2 Advent: Baruch 5:1-9; Canticle 16 (Luke 1:68-79); Philippians 1:3-11; Luke 3:1-6

Advent is a time of waiting, and waiting for change. But the readings today focus more on the change. In Baruch, we are called to “Take off the garment of your sorrow and affliction, O Jerusalem, and put on forever the beauty of the glory from God.” The image is concrete: we need to be dressed to celebrate. Baruch tells Jerusalem to rejoice that God has remembered them. “For God has ordered that every high mountain and the everlasting hills be made low and the valleys filled up, to make level ground, so that Israel may walk safely in the glory of God.” What a promise: that God will smooth the ground to make your way safe! Luke refers back to that promise at the end of today’s gospel, seeking to create continuity between Jesus and the salvation history of Israel.

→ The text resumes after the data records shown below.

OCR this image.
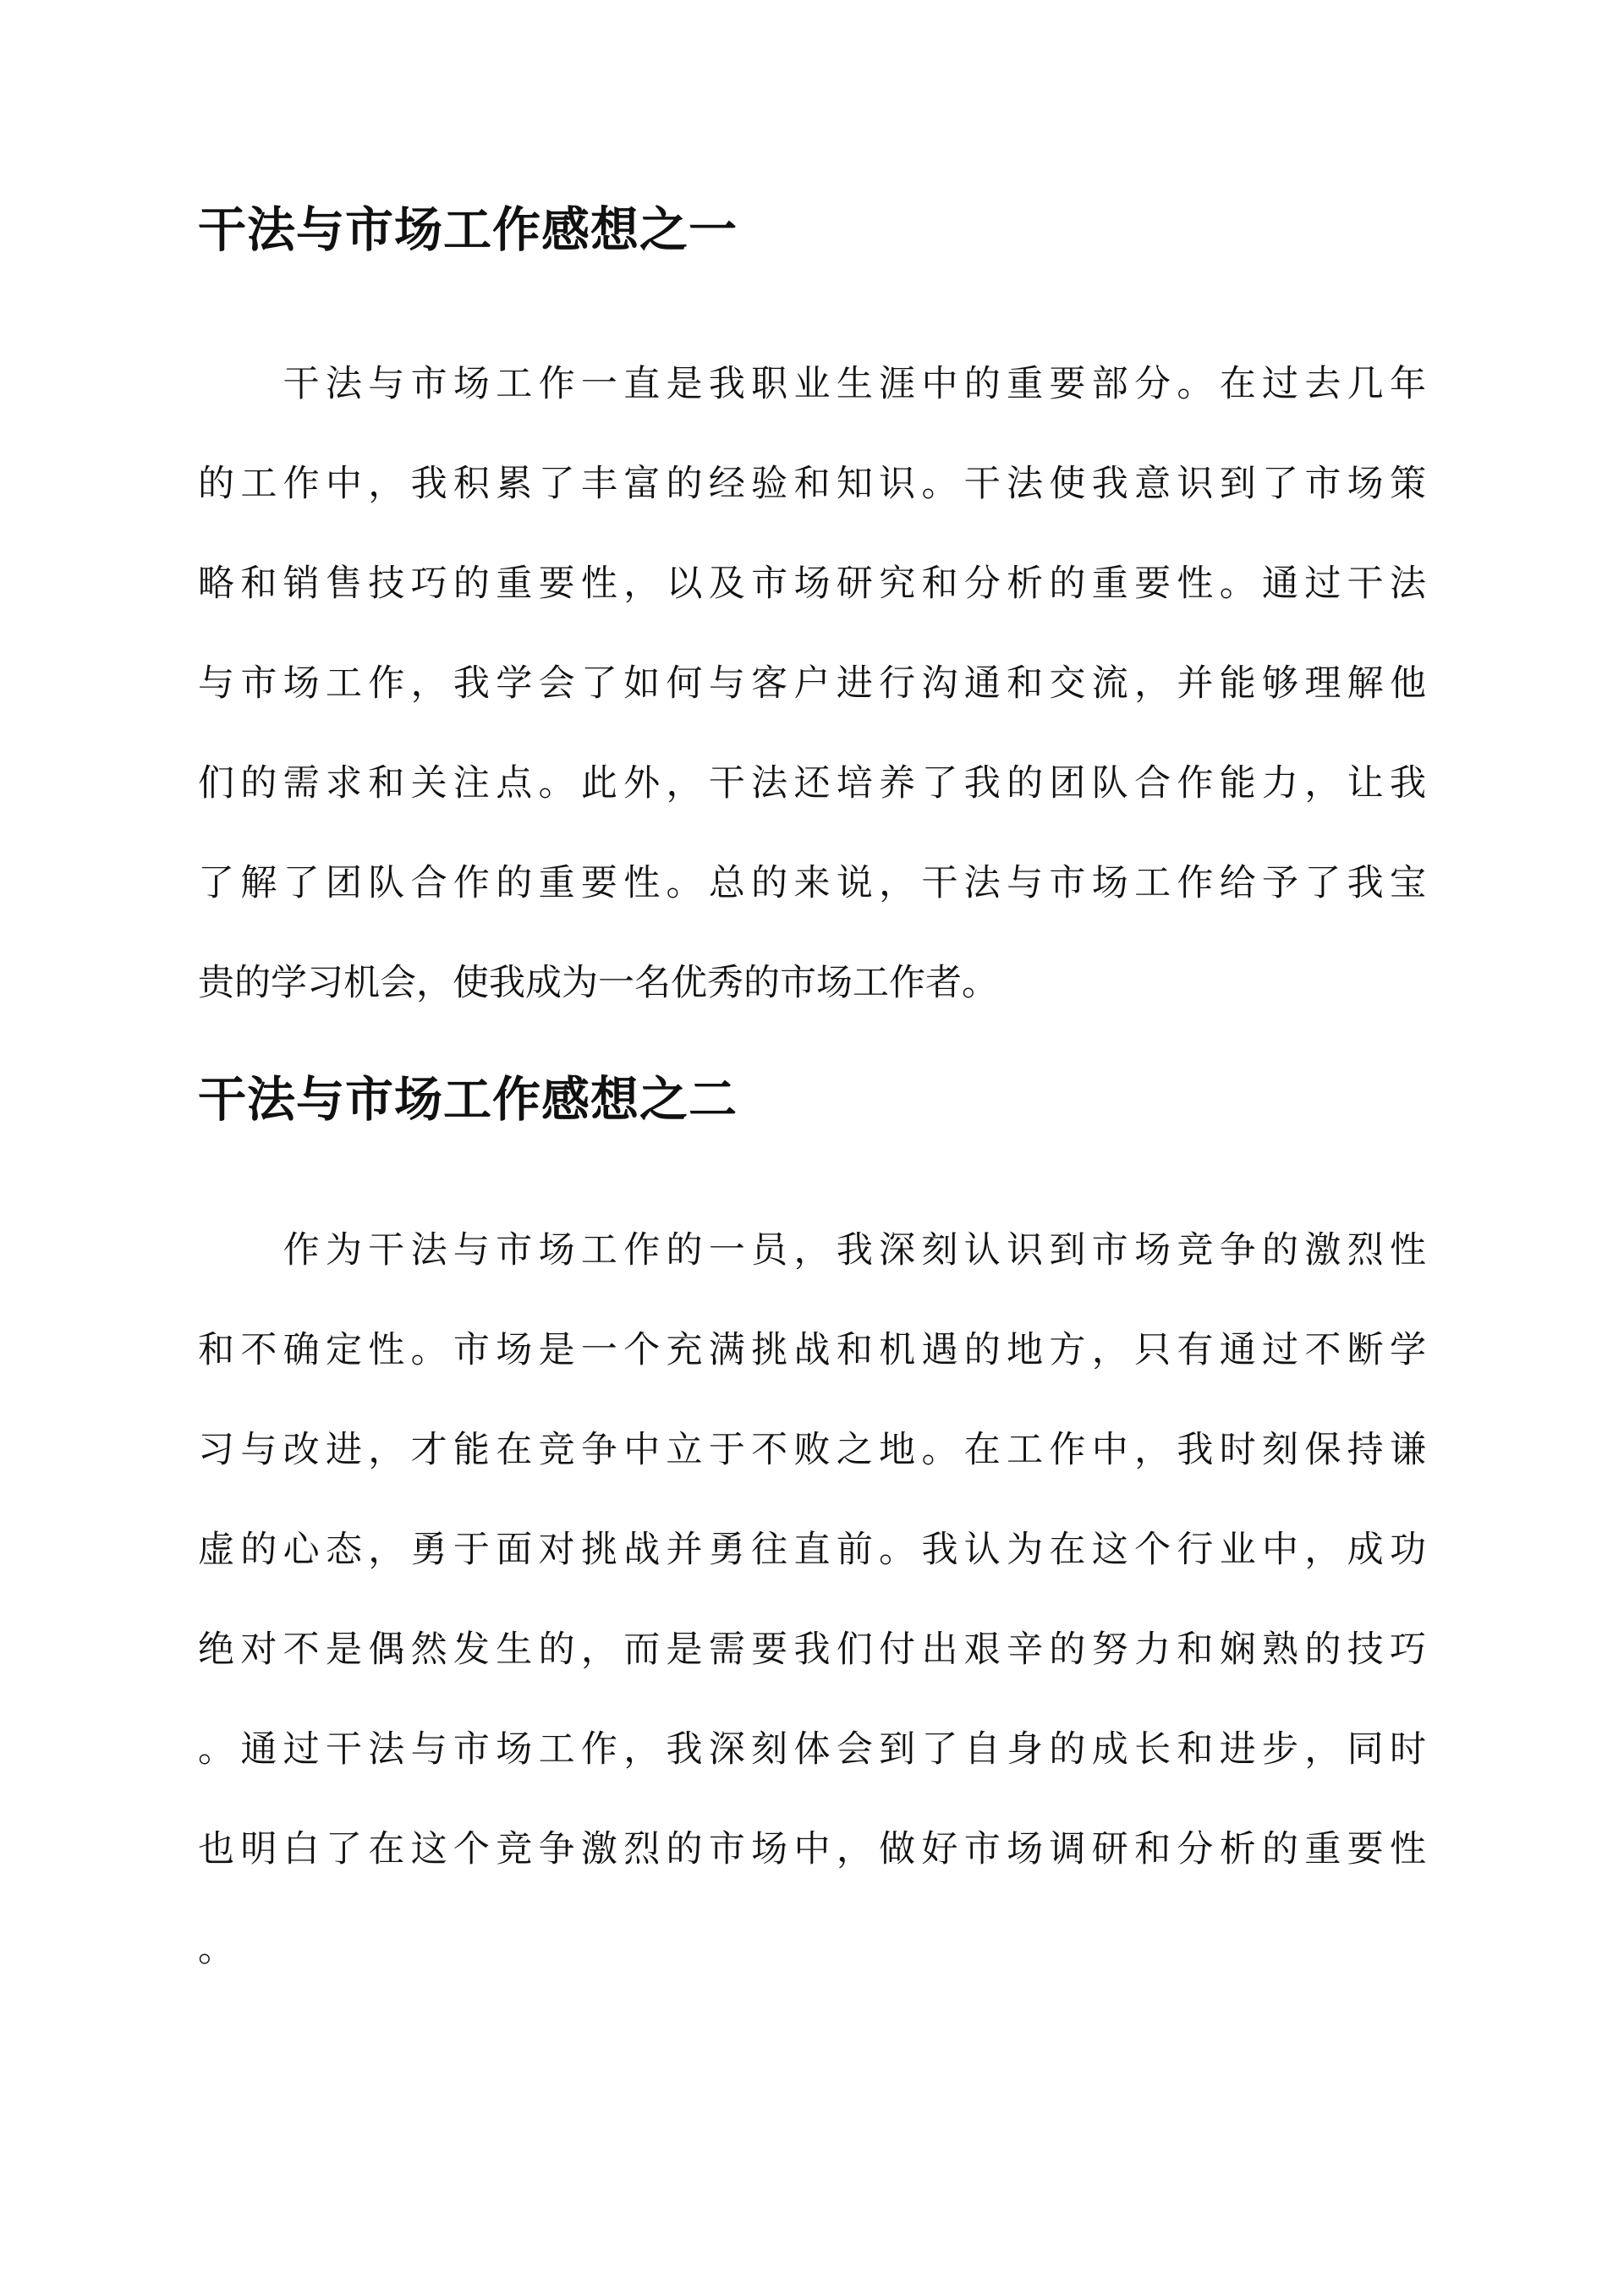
干法与市场工作感想之一
　　干法与市场工作一直是我职业生涯中的重要部分。在过去几年
的工作中，我积累了丰富的经验和知识。干法使我意识到了市场策
略和销售技巧的重要性，以及市场研究和分析的重要性。通过干法
与市场工作，我学会了如何与客户进行沟通和交流，并能够理解他
们的需求和关注点。此外，干法还培养了我的团队合作能力，让我
了解了团队合作的重要性。总的来说，干法与市场工作给予了我宝
贵的学习机会，使我成为一名优秀的市场工作者。
干法与市场工作感想之二
　　作为干法与市场工作的一员，我深刻认识到市场竞争的激烈性
和不确定性。市场是一个充满挑战和机遇的地方，只有通过不断学
习与改进，才能在竞争中立于不败之地。在工作中，我时刻保持谦
虚的心态，勇于面对挑战并勇往直前。我认为在这个行业中，成功
绝对不是偶然发生的，而是需要我们付出艰辛的努力和娴熟的技巧
。通过干法与市场工作，我深刻体会到了自身的成长和进步，同时
也明白了在这个竞争激烈的市场中，做好市场调研和分析的重要性
。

In the gospel, we also hear about John, preaching “a baptism of repentance”. Yesterday I read an essay by Professor Brittney Cooper, a Black feminist scholar, on repentance. It was part of a series in The Christian Century on “how I changed my mind”, and the title was “Why I came back around to repentance“. Cooper suggests that we should think of repentance not as cataloguing and confessing sins big and small, but changing our minds, as we get rid of ideas that separate us from God. “What if”, she asks, “at base, our faith practices were about a willingness to change our minds in ways that allowed us to bend more easily toward love, justice, mercy, and grace?”

The season of Advent is a season of waiting for change. We think of the change as the birth of Jesus. John preached a baptism of repentance. I have always understood sin as that which separates us from God, and repentance as bringing us back to God. If we understand this as a season of changing our minds, it moves our focus to how we, as a community of Christians, can collectively let go of ideas and actions that harm us and others, and follow God in trying to make “the crooked straight, and the rough ways smooth”. When we do that, we will be on the road to justice and love. And we will be ready to welcome Jesus into our lives.